Synthesized mainly during the deepest phase of sleep, it allows you to maintain the muscle mass and strength required for physical exercises, in addition to reducing the amount of body fat. Of course, it is essential in the childhood growth stage, but if it is scarce when we are adults we will have a greater risk of suffering from hypercholesterolemia, osteoporosis, premature aging and even cancer.

Cortisol

You get up, get dressed, make breakfast, run to work, get caught in traffic, eat in a hurry to get work done, stop by the supermarket before heading home … While all this is happening, cortisol levels –The stress hormone– stay high and suppress your immune response. That is why it is necessary to wait until nightfall so that our defenses fight at ease against infections. We also need cortisol levels to drop if we want to deal with allergies effectively.

BDNF

The production of brain-derived neurotrophic factor (BDNF), which protects the auditory nerve, reaches its lowest levels when night falls. A recent investigation revealed that the cochlea or organ of hearing is more sensitive to noise at night ; it is so extreme that harmless sound levels during the day can cause irreversible hearing loss at dawn.

Connection-43

Why don’t we usually get up to go to the bathroom at night? It seems like a simple question, but the truth is that a few years ago Osamu Ogawa and his team at Kyoto University came up with the answer.
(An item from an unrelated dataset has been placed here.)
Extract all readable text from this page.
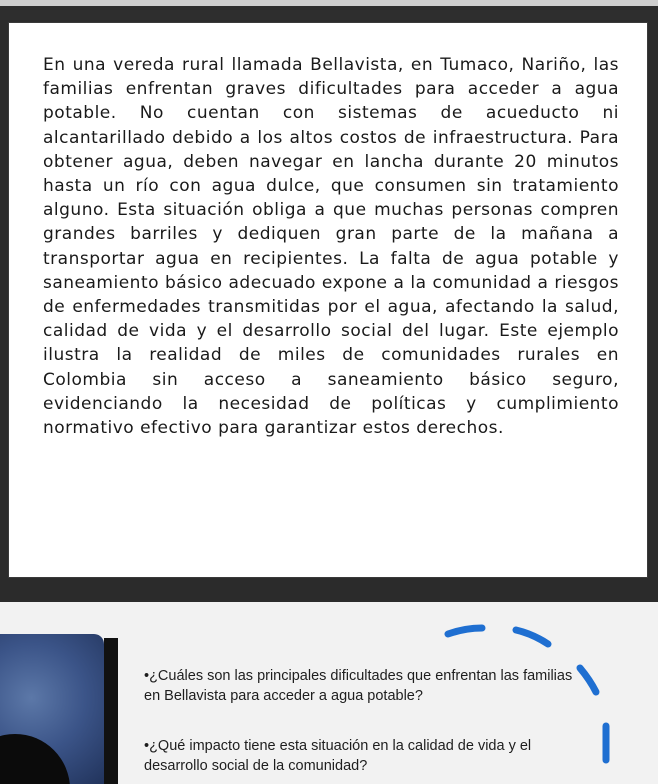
En una vereda rural llamada Bellavista, en Tumaco, Nariño, las familias enfrentan graves dificultades para acceder a agua potable. No cuentan con sistemas de acueducto ni alcantarillado debido a los altos costos de infraestructura. Para obtener agua, deben navegar en lancha durante 20 minutos hasta un río con agua dulce, que consumen sin tratamiento alguno. Esta situación obliga a que muchas personas compren grandes barriles y dediquen gran parte de la mañana a transportar agua en recipientes. La falta de agua potable y saneamiento básico adecuado expone a la comunidad a riesgos de enfermedades transmitidas por el agua, afectando la salud, calidad de vida y el desarrollo social del lugar. Este ejemplo ilustra la realidad de miles de comunidades rurales en Colombia sin acceso a saneamiento básico seguro, evidenciando la necesidad de políticas y cumplimiento normativo efectivo para garantizar estos derechos.

•¿Cuáles son las principales dificultades que enfrentan las familias en Bellavista para acceder a agua potable?

•¿Qué impacto tiene esta situación en la calidad de vida y el desarrollo social de la comunidad?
The key is that our circadian clock then orders an increase in the production of the protein connexin-43 in the muscle cells of the bladder, which can thus last longer.

Orexina

When the sun goes down, the hypothalamus reduces the production of this protein, linked to the feeling of hunger. A study published in the journal Cell revealed that when this mechanism deteriorates, we lose the ability to know if we are satiated, which explains the constant nocturnal walks to the refrigerator of those affected.